Per tutta la vita Vittorio Sgarbi ha cercato opere d’arte. L’amore per la Bellezza lo ha sempre mosso, in maniera frenetica e infaticabile, verso l’acquisto di capolavori finiti fuori dall’Italia, un po’ per spirito di riconquista di un patrimonio italiano disperso, un po’ per il gusto della caccia: “una collezione è una storia di occasioni, d’incontri, di scoperte che si incrocia con curiosità, ricerche studi. Una battuta di caccia, una forma di gioco, anche d’azzardo.
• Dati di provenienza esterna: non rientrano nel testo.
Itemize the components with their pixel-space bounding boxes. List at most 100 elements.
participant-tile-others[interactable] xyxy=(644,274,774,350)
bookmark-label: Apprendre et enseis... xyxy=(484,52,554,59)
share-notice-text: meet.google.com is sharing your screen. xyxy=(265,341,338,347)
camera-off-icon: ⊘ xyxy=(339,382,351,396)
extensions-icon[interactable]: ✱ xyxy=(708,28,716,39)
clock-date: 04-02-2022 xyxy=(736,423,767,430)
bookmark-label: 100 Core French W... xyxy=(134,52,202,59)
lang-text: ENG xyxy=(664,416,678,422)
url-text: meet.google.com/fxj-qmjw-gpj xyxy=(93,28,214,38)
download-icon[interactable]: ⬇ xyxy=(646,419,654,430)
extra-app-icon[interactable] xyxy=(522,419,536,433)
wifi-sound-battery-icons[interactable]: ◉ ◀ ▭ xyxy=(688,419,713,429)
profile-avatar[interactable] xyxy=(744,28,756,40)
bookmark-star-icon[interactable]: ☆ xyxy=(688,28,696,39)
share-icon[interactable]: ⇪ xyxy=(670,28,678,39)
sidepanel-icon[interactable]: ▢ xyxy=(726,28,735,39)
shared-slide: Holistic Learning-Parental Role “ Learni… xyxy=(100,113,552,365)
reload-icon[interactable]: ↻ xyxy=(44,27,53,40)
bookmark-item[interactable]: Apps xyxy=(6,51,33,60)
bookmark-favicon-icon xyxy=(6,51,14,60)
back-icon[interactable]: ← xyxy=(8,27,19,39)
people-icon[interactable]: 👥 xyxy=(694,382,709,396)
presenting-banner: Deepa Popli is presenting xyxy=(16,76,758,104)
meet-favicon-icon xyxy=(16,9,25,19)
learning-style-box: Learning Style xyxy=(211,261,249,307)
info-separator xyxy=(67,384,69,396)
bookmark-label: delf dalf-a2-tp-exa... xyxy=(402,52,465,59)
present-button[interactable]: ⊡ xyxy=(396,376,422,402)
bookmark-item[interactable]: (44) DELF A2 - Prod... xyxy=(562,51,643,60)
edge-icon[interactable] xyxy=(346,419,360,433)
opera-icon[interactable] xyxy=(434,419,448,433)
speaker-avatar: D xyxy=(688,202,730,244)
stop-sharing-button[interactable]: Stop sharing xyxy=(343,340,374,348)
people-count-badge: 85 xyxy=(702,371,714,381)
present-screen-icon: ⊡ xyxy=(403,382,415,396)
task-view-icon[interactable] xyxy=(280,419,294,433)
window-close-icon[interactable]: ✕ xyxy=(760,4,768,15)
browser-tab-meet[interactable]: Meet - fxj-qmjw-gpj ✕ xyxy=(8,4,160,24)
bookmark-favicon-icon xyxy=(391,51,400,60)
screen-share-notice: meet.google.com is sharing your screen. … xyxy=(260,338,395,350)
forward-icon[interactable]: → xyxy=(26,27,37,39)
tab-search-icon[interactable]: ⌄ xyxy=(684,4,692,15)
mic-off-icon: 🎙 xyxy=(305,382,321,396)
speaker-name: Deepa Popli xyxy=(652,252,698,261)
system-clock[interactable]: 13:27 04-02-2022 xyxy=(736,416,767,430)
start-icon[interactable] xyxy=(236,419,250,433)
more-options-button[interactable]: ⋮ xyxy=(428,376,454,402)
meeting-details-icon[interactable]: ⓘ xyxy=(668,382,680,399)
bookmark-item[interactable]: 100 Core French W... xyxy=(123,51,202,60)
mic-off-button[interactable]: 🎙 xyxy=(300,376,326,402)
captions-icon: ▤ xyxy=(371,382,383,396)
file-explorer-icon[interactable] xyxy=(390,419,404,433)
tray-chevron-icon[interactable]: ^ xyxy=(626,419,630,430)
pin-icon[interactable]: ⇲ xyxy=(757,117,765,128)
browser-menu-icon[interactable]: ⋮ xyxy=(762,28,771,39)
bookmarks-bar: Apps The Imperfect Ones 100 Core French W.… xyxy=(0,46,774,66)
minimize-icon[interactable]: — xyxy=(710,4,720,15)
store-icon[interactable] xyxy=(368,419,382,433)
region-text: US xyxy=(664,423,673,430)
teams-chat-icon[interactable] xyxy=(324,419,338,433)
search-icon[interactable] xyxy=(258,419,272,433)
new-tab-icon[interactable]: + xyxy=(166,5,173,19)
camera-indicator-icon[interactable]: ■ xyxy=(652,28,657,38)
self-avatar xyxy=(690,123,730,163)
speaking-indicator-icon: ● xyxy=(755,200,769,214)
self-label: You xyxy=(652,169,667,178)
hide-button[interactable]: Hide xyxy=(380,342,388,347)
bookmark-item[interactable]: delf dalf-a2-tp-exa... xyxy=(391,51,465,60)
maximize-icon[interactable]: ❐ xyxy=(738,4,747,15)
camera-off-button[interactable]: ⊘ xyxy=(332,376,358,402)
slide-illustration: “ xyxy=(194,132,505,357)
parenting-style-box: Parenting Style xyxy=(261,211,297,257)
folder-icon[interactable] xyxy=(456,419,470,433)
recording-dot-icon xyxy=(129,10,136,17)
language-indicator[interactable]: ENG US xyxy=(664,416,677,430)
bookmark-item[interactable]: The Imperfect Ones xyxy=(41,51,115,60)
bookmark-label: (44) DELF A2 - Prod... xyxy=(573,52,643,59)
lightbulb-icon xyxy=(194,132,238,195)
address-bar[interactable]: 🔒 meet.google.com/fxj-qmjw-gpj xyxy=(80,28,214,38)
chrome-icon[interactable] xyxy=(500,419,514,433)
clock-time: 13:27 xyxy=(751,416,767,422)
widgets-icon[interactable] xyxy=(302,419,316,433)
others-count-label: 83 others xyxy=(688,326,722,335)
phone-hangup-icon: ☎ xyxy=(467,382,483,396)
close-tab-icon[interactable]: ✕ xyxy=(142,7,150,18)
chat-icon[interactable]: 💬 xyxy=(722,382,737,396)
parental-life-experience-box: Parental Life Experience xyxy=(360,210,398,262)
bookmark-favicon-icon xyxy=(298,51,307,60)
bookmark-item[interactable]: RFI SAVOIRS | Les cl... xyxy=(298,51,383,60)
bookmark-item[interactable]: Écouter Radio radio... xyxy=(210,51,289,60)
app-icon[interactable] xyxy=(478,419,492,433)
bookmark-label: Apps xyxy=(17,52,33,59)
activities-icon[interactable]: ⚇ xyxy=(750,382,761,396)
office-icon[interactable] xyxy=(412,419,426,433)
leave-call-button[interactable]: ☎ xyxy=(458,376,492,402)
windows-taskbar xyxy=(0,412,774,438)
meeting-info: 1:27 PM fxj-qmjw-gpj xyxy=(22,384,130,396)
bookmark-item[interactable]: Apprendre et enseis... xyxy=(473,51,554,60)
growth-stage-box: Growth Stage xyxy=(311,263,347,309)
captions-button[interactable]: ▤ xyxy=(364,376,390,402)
Una sfida, un corteggiamento, una conquista”.

Nella sua ricerca smodata è riuscito nel tempo a collezionare oltre 4000 opere: ce ne offre in mostra oltre 120. Da quelle stanze meravigliose, ricche e stracolme di opere d’arte della collezione Sgarbi-Cavallini a Ro Ferrarese, ne sono state scelte alcune, non sappiamo se le più belle, ma sicuramente straordinarie e per grandezza e per valore, per essere viste da chiunque per la prima volta in Italia. Sgarbi non era mai stato avaro della sua collezione, anzi, più volte aveva tentato in passato di farla esporre a Milano a Roma o a Ferrara, ma la cosa non era mai andata in porto, benché invece fosse stata esposta in Spagna e in Messico. Ad Osimo, questa volta, ha trovato una dimensione ideale. Le Marche, luogo caro al critico d’arte, sono state scelte per ospitare questa mostra memorabile che Sgarbi ha dedicata alla madre Rina Cavallini, venuta a mancare lo scorso novembre. Era lei l’instancabile complice del figlio, fondamentale per la costituzione della collezione poiché era lei che batteva quasi tutte le aste alle quali il figlio teneva. Ora, come recita la dedica all’inizio della mostra, “è in Paradiso, tra queste stanze”.

Quale beatitudine maggiore, per un collezionista, di quella di essere rinchiuso tra opere d’arte per l’eternità? Un percorso ordinato e su sfondo rosso guida il visitatore per una serie di stanze in cui la pittura italiana è perfettamente rappresentata, dal Cinquecento all’Ottocento. Si inizia ovviamente con la stanza delle belle donne, che mostra tre capolavori meravigliosi del Morazzone, di Artemisia Gentileschi e una splendida e delicatissima vanitas di Guido Cagnacci, fatale donna e cupo presagio del tempo che passa. Si prosegue con la stanza dei marchigiani, dove incuriosisce la bizzarra Giuditta dello Pseudo Caroselli, ma ciò che cattura è lo sguardo fermo e potente dell’Allegoria della Pittura di Simone Cantarini. Nella sala della festa barocca scoppia il trionfo della pittura veneta, in quella del settecento ricorre la pittura vaporosa e di pastello di Ignazio Stern. Poche le pitture ottocentesche, ma spicca un ritratto di Hayez e una grande tela scura e funesta del poco conosciuto Lionello Balestrieri. Il percorso termina con la visita di una cappella, anch’essa allestita, che glorifica nell’altare un eccezionale dipinto sacro di Gaetano Previati.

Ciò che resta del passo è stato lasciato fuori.